Signs of Hope
By George “Chip” Hammond
(For video. Please Click on image above.)
It’s Friday, but Sunday’s a’comin’
I first heard these words represented as the repeated refrain of a sermon preached in a black Baptist church in the Mississippi delta. The reference was to Good Friday and Easter Sunday, but the situation it addressed was some pressing crisis of the time.
It’s Friday, but Sunday’s a’comin’
“Good Friday” is what we traditionally call it, but for those who were present at the events the day marks, it was anything but good. The Teacher that had become beloved to them, the one who taught them about the love of God, the one they had come to whole-heartedly believe was the Messiah, had been condemned before a Roman tribunal and sentenced to death by crucifixion. It was Friday.
Jesus had told them that the Son of Man must go to Jerusalem and be betrayed into the hands of sinners, and crucified. He also told them that he must be raised up on the third day – on Sunday. For Jesus, his death and resurrection went together.
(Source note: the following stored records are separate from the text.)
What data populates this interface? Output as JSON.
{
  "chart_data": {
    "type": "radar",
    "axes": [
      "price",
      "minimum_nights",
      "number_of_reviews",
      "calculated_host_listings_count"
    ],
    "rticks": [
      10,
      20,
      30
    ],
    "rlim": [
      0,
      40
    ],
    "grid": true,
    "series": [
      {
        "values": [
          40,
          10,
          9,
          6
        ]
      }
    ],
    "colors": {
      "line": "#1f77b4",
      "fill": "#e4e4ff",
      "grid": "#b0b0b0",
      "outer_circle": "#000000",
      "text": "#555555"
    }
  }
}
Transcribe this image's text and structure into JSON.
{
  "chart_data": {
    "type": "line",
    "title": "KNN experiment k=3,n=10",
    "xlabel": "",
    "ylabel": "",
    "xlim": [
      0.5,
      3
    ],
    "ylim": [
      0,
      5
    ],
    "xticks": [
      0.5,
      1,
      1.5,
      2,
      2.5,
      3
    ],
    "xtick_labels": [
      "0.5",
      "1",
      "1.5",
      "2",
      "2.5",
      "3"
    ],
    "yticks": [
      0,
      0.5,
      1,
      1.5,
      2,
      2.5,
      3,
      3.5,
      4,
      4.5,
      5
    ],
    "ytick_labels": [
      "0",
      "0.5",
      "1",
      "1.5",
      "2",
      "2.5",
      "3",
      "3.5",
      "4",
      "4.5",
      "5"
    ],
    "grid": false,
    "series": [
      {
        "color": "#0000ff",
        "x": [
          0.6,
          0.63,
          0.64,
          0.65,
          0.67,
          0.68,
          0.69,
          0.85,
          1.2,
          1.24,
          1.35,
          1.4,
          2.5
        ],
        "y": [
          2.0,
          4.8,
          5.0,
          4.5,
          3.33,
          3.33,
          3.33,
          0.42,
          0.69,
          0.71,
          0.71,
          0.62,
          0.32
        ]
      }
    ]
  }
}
Of course, there can be no resurrection without death, but for Jesus there could be no death without resurrection. This did not relieve the horror he felt. His death would not merely be the wretched painful death of crucifixion, but separation from the life and smiling Face of God – in a word, it would quite literally be hell. But Jesus had predicted not only his death, but the resurrection that would surely follow.
It’s Friday, but Sunday’s a’comin’
We are now in the midst of a crisis that for moderns “was not supposed to happen.” We’ve been humbled into the realization that we don’t control the world. All our plans have been put on hold. “Now listen, you who say, ‘Today or tomorrow we will go to this or that city, spend a year there, carry on business and make money.’ Why, you do not even know what will happen tomorrow. What is your life? You are a mist that appears for a little while and then vanishes. Instead, you ought to say, ‘If it is the Lord's will, we will live and do this or that’” (James 4:13-15).
With the extreme measures taken we can hope for a national death toll from the virus of “only” 100,000 to 200,000 people, a vast reduction in the estimated 2.2 million had we carried on “business as usual.” The realization is beginning to dawn on people and is provoking terror: “I could die from this.” Certainly, we will all at least know someone who dies from this (as I write this, an old high school friend is on a ventilator fighting for his life). It’s Friday. It’s probably the darkest Friday any of us have ever personally seen when the scale of the mortality and morbidity is considered.
. . . but Sunday’s a’comin’
Easter is a week off. And Easter is a day of hope. For the resurrection of Jesus brings hope that we can have life eternal. Not merely “existence” eternal – LIFE eternal. As the Christmas hymn writer said alluding to the prophet Malachi, “Ris’n with healing in his wings!”
But not all our neighbors know this. They are in despair. They need hope. And we have hope to give. So I want to ask you to join me in a Signs of Hope campaign.
Here’s how it works:
You and your children make up signs of encouragement on poster board or cardboard with messages of encouragement. You don’t need to try to tell them the whole gospel on a sign. If we can encourage them with a few words of hope to get them through this time, I’m sure God will give us ample opportunities to do that in person.
The signs might quote Scripture passages such as, “God is our refuge and our strength, a very present help in trouble” (Psalm 46:1), “God is love” (1 John 4:8), “Be gracious to me God. Whenever I am afraid I will trust in you” (Psalm 56:3). Or they may simply express encouragement: “God will bring us through this,” “We are praying for you,” or “God’s love is greater than the virus.” Virtually anything that would remind our neighbors that we have a loving God who cares, that we care, and that we are thinking of them and praying for them.
By Friday afternoon, April 3 there will be a pile of signposts on the back concrete pad by the fellowship hall. Bring your sign(s), a hammer and a staple gun with LONG staples (or the wind will rip it off), and put the signs in the ground between the Church sign and the access road (you could use one or two posts as you may need). Then take a picture and email it to us.
Each Wednesday the signs will be examined for damage (especially if it’s rained) and those that are damaged will be taken down, so keep making signs. There’s no limit to the number of signs your family can make. In fact, how encouraging would it be if the whole front lot were to be littered with Signs of Hope!
Good Friday will be here in little more than a week, and after that Easter Sunday!
We are living in a dark time right now. But it will not last forever. “Weeping lasts for a night, but joy comes in the morning” (Psalm 30:5).
Let’s remind those who are feeling hopeless.